Thanks to Uber People Can Drink More

How many times have you said “no” to that third beer, cocktail, or second bottle of wine because you were worried about driving home? As we contemplate the job no one wants – the designated driver or DD – recently things have changed as bars and restaurants can attest. Just ask about their alcohol sales.

Responsible drivers drink responsibly, but the definition of “adult behavior” has changed in the last few years. Thanks to Uber and Lyft, you don’t need a designated driver anymore.

Bar, restaurant and nightclub owners are enthusiastic, law enforcement agencies are hopeful, and Mothers Against Drunk Driving (MAAD) are on board.

Uber and Lyft are Good for Alcohol Sales

Francois Renaud, the managing partner at Terrine in LA told the Los Angeles Times that ride-hailing is a “game changer.” Renaud said that the idea of having a designated driver never really worked since nobody ever wants to do it.

Renaud said the difference is in the second bottle of wine that people order.

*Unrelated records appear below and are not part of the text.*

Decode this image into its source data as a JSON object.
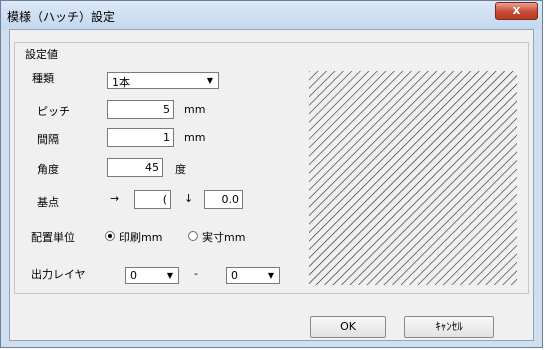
{
  "window": {
    "title": "模様（ハッチ）設定",
    "close_label": "x"
  },
  "group": {
    "label": "設定値"
  },
  "kind": {
    "label": "種類",
    "value": "1本"
  },
  "pitch": {
    "label": "ピッチ",
    "value": "5",
    "unit": "mm"
  },
  "spacing": {
    "label": "間隔",
    "value": "1",
    "unit": "mm"
  },
  "angle": {
    "label": "角度",
    "value": "45",
    "unit": "度"
  },
  "base_point": {
    "label": "基点",
    "right_arrow": "→",
    "x_value": "(",
    "down_arrow": "↓",
    "y_value": "0.0"
  },
  "placement_unit": {
    "label": "配置単位",
    "option_print": "印刷mm",
    "option_actual": "実寸mm",
    "selected": "印刷mm"
  },
  "output_layer": {
    "label": "出力レイヤ",
    "from_value": "0",
    "separator": "-",
    "to_value": "0"
  },
  "buttons": {
    "ok": "OK",
    "cancel": "ｷｬﾝｾﾙ"
  },
  "preview": {
    "pattern": "diagonal-hatch",
    "angle_deg": 45
  }
}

Donato Poto, a co-owner of Connie & Ted’s, a seafood bistro in West Hollywood said that there’s been a noticeable drop in the number of customers who are driving themselves. He said that before ride-sharing, his valets would park up to 120 cars each night, but now they don’t park more than 70. The other 40 or 50 he said, are all Uber drop-offs.

The director of operations for several Yard House bars in Southern California, Michael Kolden, said that all of his millennial customers have ride-sharing apps on their phones. He said that they don’t need to place a call in a noisy bar where they can’t hear. All they have to do is hit a button and a ride appears.

Uber Makes Everyone Safer

Claudio Blotta said that when he used to ask customers at his restaurants (All’ Aqua, Barbrix, and Cooks County) if they wanted a second glass of wine, they’d often say that they’d love to, but they have to drive. Blotta said that’s no longer the case; Uber makes everyone safer.

In January 2015, Mothers Against Drunk Driving published a report suggesting that ride-sharing services may be reducing drinking and driving. MAAD’s report focused on Uber’s first markets, including California, comparing alcohol-related crash data between 2011 and 2013.

The MAAD report said that in California, DUI crashes fell by 6.5% in cities after UberX was introduced, the Los Angeles Times reported.

Thanks to ride-sharing services the meaning of “drinking responsibly” has expanded. Nowadays, it doesn’t necessarily mean having a designated driver, it can be ordering a ride through your phone app.